La transition écologique en Afrique centrale représente un enjeu stratégique majeur dans un contexte marqué à la fois par une richesse exceptionnelle en ressources naturelles et par de fortes pressions environnementales. La région, qui abrite une grande partie du bassin du Congo — deuxième plus grande forêt tropicale du monde après l’Amazonie — joue un rôle essentiel dans la régulation du climat mondial, la conservation de la biodiversité et le stockage du carbone. Toutefois, cette importance écologique est confrontée à des défis importants tels que la déforestation, l’exploitation non durable des ressources naturelles, l’expansion agricole non planifiée, ainsi que l’impact des activités minières et de l’urbanisation rapide.


Dans ce contexte, la transition écologique en Afrique centrale vise à promouvoir un modèle de développement conciliant croissance économique, protection de l’environnement et inclusion sociale. Elle implique la transformation progressive des systèmes de production agricole, énergétique et industriels vers des pratiques plus durables, notamment à travers l’agroécologie, la gestion durable des forêts, le développement des énergies renouvelables et la valorisation des chaînes de valeur vertes. Cette transition nécessite également un renforcement des politiques publiques, de la gouvernance environnementale et des mécanismes de financement climatique afin de soutenir les initiatives locales et nationales en faveur de la durabilité.

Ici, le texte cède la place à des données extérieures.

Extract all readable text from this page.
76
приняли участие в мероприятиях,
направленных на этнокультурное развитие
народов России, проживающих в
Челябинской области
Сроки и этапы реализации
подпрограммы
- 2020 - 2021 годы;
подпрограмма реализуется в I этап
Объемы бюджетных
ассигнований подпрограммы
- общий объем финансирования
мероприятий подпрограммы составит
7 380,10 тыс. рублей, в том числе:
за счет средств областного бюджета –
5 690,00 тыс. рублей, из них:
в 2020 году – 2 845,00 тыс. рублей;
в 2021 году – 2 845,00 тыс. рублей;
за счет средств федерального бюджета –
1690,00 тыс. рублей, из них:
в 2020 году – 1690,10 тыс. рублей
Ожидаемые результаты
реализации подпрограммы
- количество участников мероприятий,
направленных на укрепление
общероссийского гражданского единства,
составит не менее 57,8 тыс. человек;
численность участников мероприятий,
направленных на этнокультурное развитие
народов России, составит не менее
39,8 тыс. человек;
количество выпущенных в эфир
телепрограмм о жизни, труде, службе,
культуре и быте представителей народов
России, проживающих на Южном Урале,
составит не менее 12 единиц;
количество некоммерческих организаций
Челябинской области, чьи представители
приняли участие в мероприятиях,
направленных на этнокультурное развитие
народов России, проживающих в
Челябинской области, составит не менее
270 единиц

Cependant, la mise en œuvre de cette transition reste confrontée à plusieurs contraintes structurelles, notamment la faiblesse des capacités institutionnelles, le manque d’investissements verts, les conflits liés à l’accès aux ressources naturelles et la vulnérabilité socio-économique des populations rurales. Pour être efficace, la transition écologique en Afrique centrale doit donc s’appuyer sur une approche intégrée associant les gouvernements, les communautés locales, les organisations de la société civile, le secteur privé et les partenaires internationaux. L’implication active des communautés et la valorisation des savoirs locaux constituent également des éléments essentiels pour garantir une transition juste, inclusive et adaptée aux réalités du terrain.